IFComp 2007: Across the Stars
Next we have a spaceship piece by “Dark Star” and Peter Mattsson. Spoilers follow the break.
The first thing you’re likely to notice about this game is the auxiliary material. There’s a bunch of it: the player character’s diary, an ID badge which you can print out and fold up and wear if you’re so inclined, a couple of desktop wallpaper images, an Infocom-style sample transcript, and more. Now, my personal feeling about this stuff is that it’s part of the documentation, not part of the game, and in the comp, I’m rating the game, not the documentation. (This is also part of my reluctance to use walkthroughs.) But the fact that it’s there is a good sign. It shows that (unlike in some games) the authors weren’t scrambling to get this finished just before the comp deadline. The game bears this out; it’s pretty solidly crafted.

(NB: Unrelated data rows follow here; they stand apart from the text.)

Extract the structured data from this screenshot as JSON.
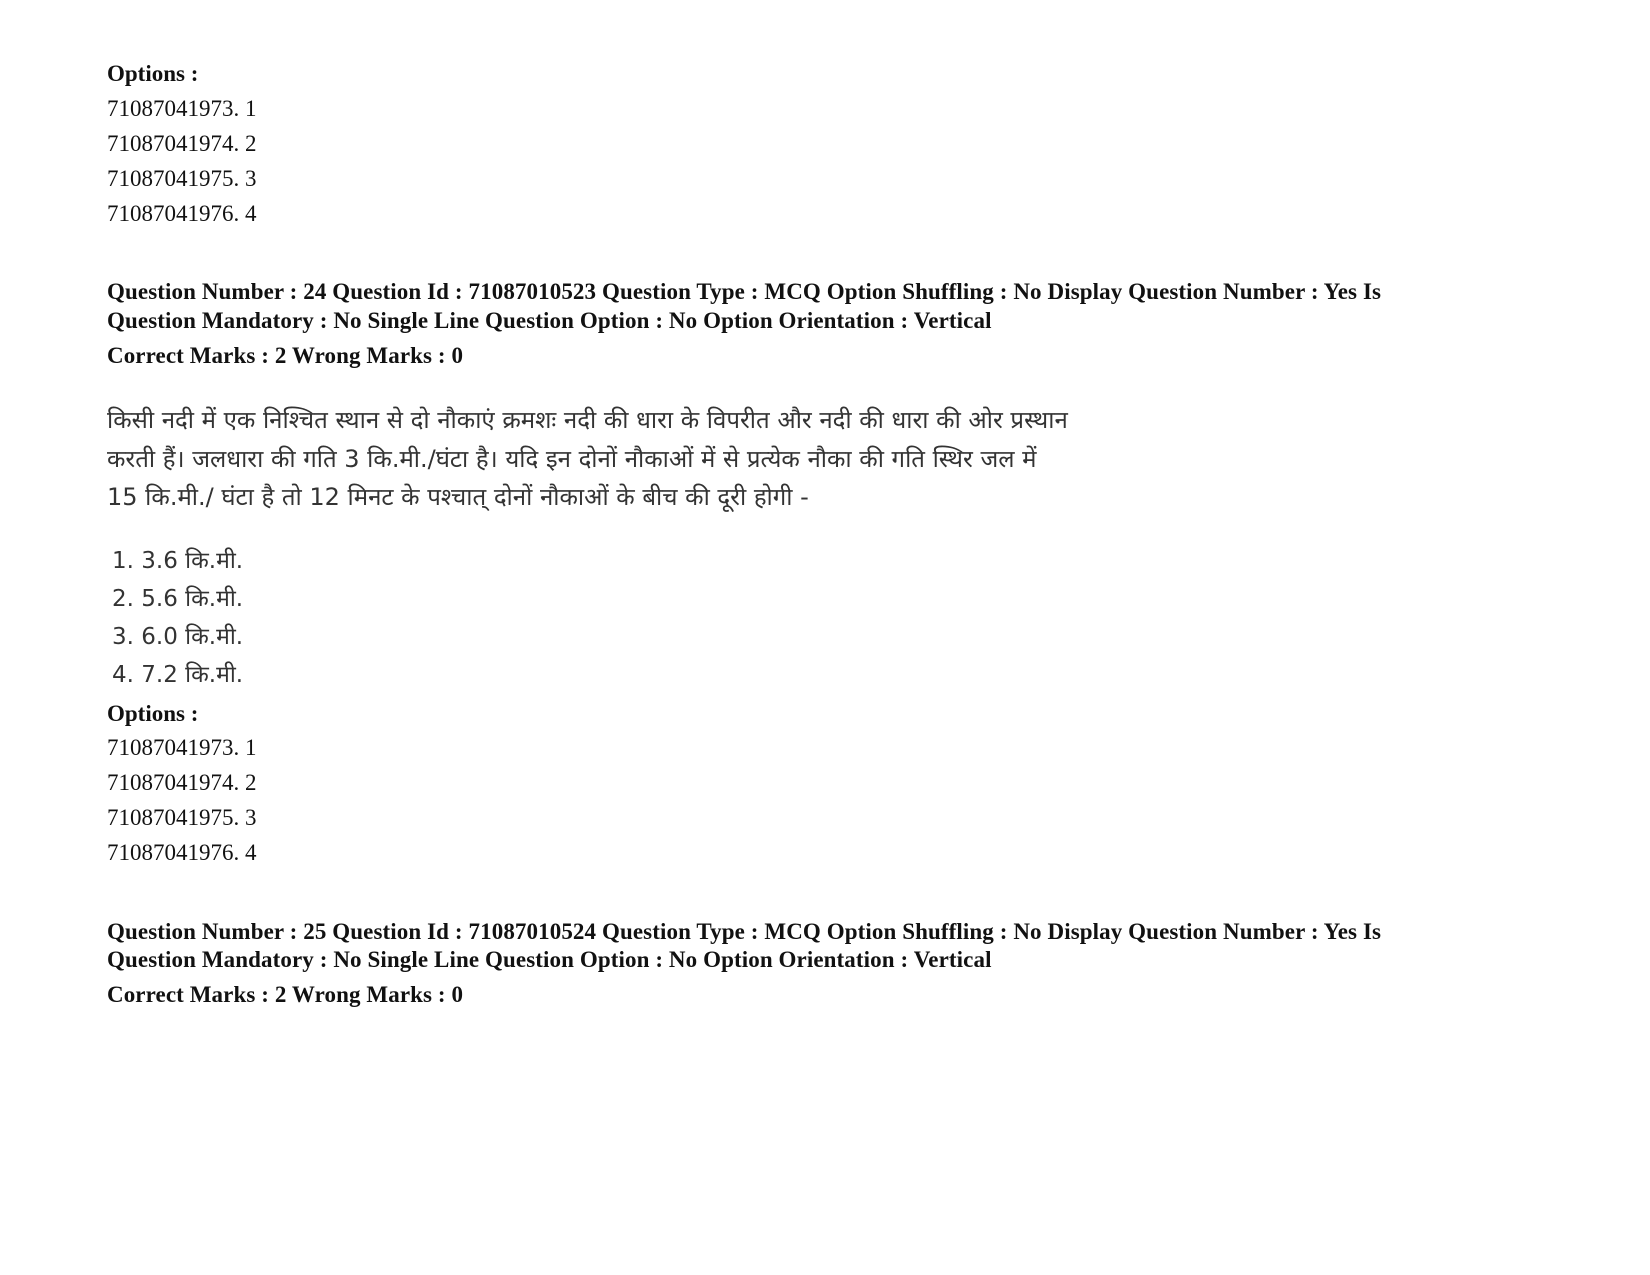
{
  "top_options": {
    "label": "Options :",
    "items": [
      "71087041973. 1",
      "71087041974. 2",
      "71087041975. 3",
      "71087041976. 4"
    ]
  },
  "question_24": {
    "meta_line_1": "Question Number : 24 Question Id : 71087010523 Question Type : MCQ Option Shuffling : No Display Question Number : Yes Is",
    "meta_line_2": "Question Mandatory : No Single Line Question Option : No Option Orientation : Vertical",
    "marks_line": "Correct Marks : 2 Wrong Marks : 0",
    "question_lines": [
      "किसी नदी में एक निश्चित स्थान से दो नौकाएं क्रमशः नदी की धारा के विपरीत और नदी की धारा की ओर प्रस्थान",
      "करती हैं। जलधारा की गति 3 कि.मी./घंटा है। यदि इन दोनों नौकाओं में से प्रत्येक नौका की गति  स्थिर जल में",
      "15 कि.मी./ घंटा है तो 12 मिनट के पश्चात् दोनों नौकाओं के बीच की दूरी होगी -"
    ],
    "answer_choices": [
      "1. 3.6 कि.मी.",
      "2. 5.6 कि.मी.",
      "3. 6.0 कि.मी.",
      "4. 7.2 कि.मी."
    ],
    "options_label": "Options :",
    "options": [
      "71087041973. 1",
      "71087041974. 2",
      "71087041975. 3",
      "71087041976. 4"
    ]
  },
  "question_25": {
    "meta_line_1": "Question Number : 25 Question Id : 71087010524 Question Type : MCQ Option Shuffling : No Display Question Number : Yes Is",
    "meta_line_2": "Question Mandatory : No Single Line Question Option : No Option Orientation : Vertical",
    "marks_line": "Correct Marks : 2 Wrong Marks : 0"
  }
}
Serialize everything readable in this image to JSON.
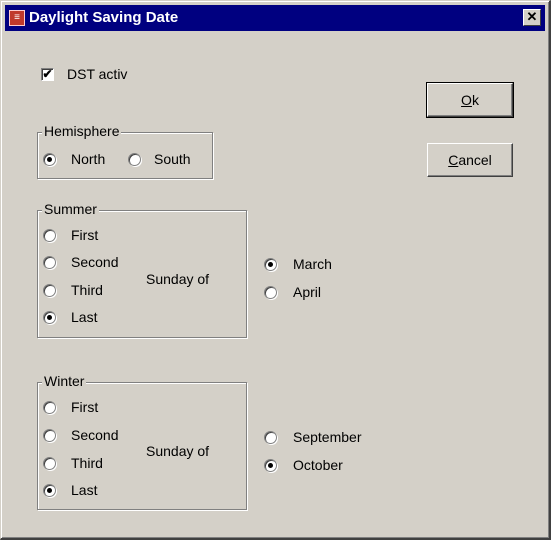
{
  "window": {
    "title": "Daylight Saving Date",
    "close_glyph": "✕"
  },
  "dst": {
    "label": "DST activ",
    "checked": true
  },
  "hemisphere": {
    "legend": "Hemisphere",
    "options": [
      "North",
      "South"
    ],
    "selected": "North"
  },
  "summer": {
    "legend": "Summer",
    "weeks": [
      "First",
      "Second",
      "Third",
      "Last"
    ],
    "selected_week": "Last",
    "sunday_of": "Sunday of",
    "months": [
      "March",
      "April"
    ],
    "selected_month": "March"
  },
  "winter": {
    "legend": "Winter",
    "weeks": [
      "First",
      "Second",
      "Third",
      "Last"
    ],
    "selected_week": "Last",
    "sunday_of": "Sunday of",
    "months": [
      "September",
      "October"
    ],
    "selected_month": "October"
  },
  "buttons": {
    "ok_mnemonic": "O",
    "ok_rest": "k",
    "cancel_mnemonic": "C",
    "cancel_rest": "ancel"
  },
  "colors": {
    "titlebar": "#000080",
    "face": "#d4d0c8"
  }
}
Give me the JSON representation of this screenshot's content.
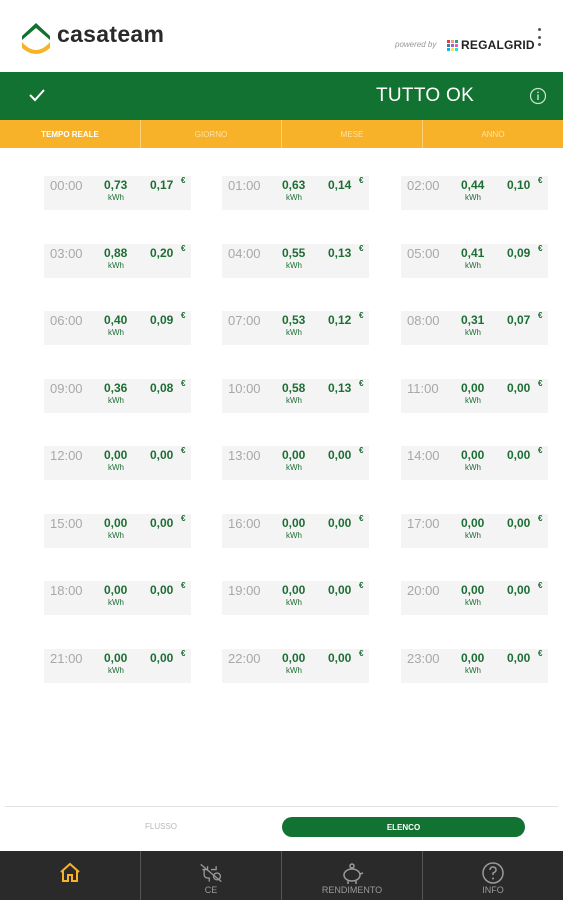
{
  "header": {
    "brand": "casateam",
    "powered_by": "powered by",
    "partner": "REGALGRID",
    "partner_dot_colors": [
      "#e63946",
      "#f4a261",
      "#2a9d8f",
      "#457b9d",
      "#9b5de5",
      "#f15bb5",
      "#00bbf9",
      "#fee440",
      "#00f5d4"
    ],
    "logo_colors": {
      "roof": "#127232",
      "base": "#f7b229"
    }
  },
  "status": {
    "text": "TUTTO OK"
  },
  "tabs": [
    {
      "label": "TEMPO REALE",
      "active": true
    },
    {
      "label": "GIORNO",
      "active": false
    },
    {
      "label": "MESE",
      "active": false
    },
    {
      "label": "ANNO",
      "active": false
    }
  ],
  "units": {
    "energy": "kWh",
    "currency": "€"
  },
  "hours": [
    {
      "time": "00:00",
      "kwh": "0,73",
      "eur": "0,17"
    },
    {
      "time": "01:00",
      "kwh": "0,63",
      "eur": "0,14"
    },
    {
      "time": "02:00",
      "kwh": "0,44",
      "eur": "0,10"
    },
    {
      "time": "03:00",
      "kwh": "0,88",
      "eur": "0,20"
    },
    {
      "time": "04:00",
      "kwh": "0,55",
      "eur": "0,13"
    },
    {
      "time": "05:00",
      "kwh": "0,41",
      "eur": "0,09"
    },
    {
      "time": "06:00",
      "kwh": "0,40",
      "eur": "0,09"
    },
    {
      "time": "07:00",
      "kwh": "0,53",
      "eur": "0,12"
    },
    {
      "time": "08:00",
      "kwh": "0,31",
      "eur": "0,07"
    },
    {
      "time": "09:00",
      "kwh": "0,36",
      "eur": "0,08"
    },
    {
      "time": "10:00",
      "kwh": "0,58",
      "eur": "0,13"
    },
    {
      "time": "11:00",
      "kwh": "0,00",
      "eur": "0,00"
    },
    {
      "time": "12:00",
      "kwh": "0,00",
      "eur": "0,00"
    },
    {
      "time": "13:00",
      "kwh": "0,00",
      "eur": "0,00"
    },
    {
      "time": "14:00",
      "kwh": "0,00",
      "eur": "0,00"
    },
    {
      "time": "15:00",
      "kwh": "0,00",
      "eur": "0,00"
    },
    {
      "time": "16:00",
      "kwh": "0,00",
      "eur": "0,00"
    },
    {
      "time": "17:00",
      "kwh": "0,00",
      "eur": "0,00"
    },
    {
      "time": "18:00",
      "kwh": "0,00",
      "eur": "0,00"
    },
    {
      "time": "19:00",
      "kwh": "0,00",
      "eur": "0,00"
    },
    {
      "time": "20:00",
      "kwh": "0,00",
      "eur": "0,00"
    },
    {
      "time": "21:00",
      "kwh": "0,00",
      "eur": "0,00"
    },
    {
      "time": "22:00",
      "kwh": "0,00",
      "eur": "0,00"
    },
    {
      "time": "23:00",
      "kwh": "0,00",
      "eur": "0,00"
    }
  ],
  "view_toggle": {
    "flusso": "FLUSSO",
    "elenco": "ELENCO",
    "selected": "elenco"
  },
  "bottom_nav": [
    {
      "label": "",
      "icon": "home-icon",
      "active": true
    },
    {
      "label": "CE",
      "icon": "no-plug-icon",
      "active": false
    },
    {
      "label": "RENDIMENTO",
      "icon": "piggy-bank-icon",
      "active": false
    },
    {
      "label": "INFO",
      "icon": "question-icon",
      "active": false
    }
  ],
  "colors": {
    "green": "#127232",
    "yellow": "#f7b229",
    "value_green": "#1d6e34",
    "nav_bg": "#2a2a2a"
  }
}
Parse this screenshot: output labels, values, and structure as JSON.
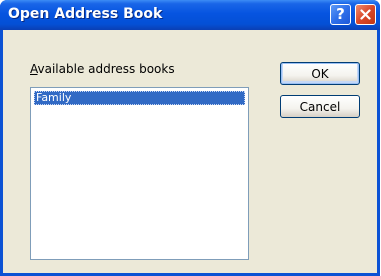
{
  "window": {
    "title": "Open Address Book"
  },
  "titlebar": {
    "help_glyph": "?",
    "help_icon": "help-icon",
    "close_icon": "close-icon"
  },
  "dialog": {
    "label_mnemonic": "A",
    "label_rest": "vailable address books",
    "list_items": [
      "Family"
    ],
    "selected_index": 0
  },
  "buttons": {
    "ok_label": "OK",
    "cancel_label": "Cancel"
  },
  "colors": {
    "titlebar": "#0654e0",
    "selection": "#316ac5",
    "client_background": "#ece9d8",
    "close_button": "#d9482a"
  }
}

Like the feelies, the game itself seems very Infocom-influenced. I suppose that’s a somewhat vacuous thing to say about a text adventure; the whole form, for all its innovation in the last two decades, owes many of its basics to Infocom (including the Z-code format itself). But some works try to emulate the Infocom style more than others. Usually they go for Zorkian jokey-fantasy when they do this. This game, however, is a descendant of Planetfall, with its stranded-spaceship-crewman storyline, but in its own style, with less gratuitous humor and robots and more space pirates and forgotten mystical artifacts. In fact, the game is pretty much divided into two chapters: one set on a spaceship which has been captured by pirates, and one after your escape from the pirates, involving a derelict temple on a desert planet. In my two-hour judging period, I just got far enough for the temple section to really start opening up, and I was enjoying it enough to keep playing after submitting my rating instead of proceeding to the next game. It’s a nice one.
One small innovation I appreciated: the “think” command. This provides a nudge in the right direction — not a hint to solving puzzles, but rather, a reminder of what your main goal is supposed to be at the current point in the story. It strikes me that I’ve seen this done in a lot of action games and CRPGs, usually in a menu option called “objectives” or “quests”, but seldom in IF. I’d like to see this in IF more. Arguably, it could make things worse by becoming a crutch, a substitute for giving the player real motivation. But frankly, some of the works in this comp could benefit from such a crutch.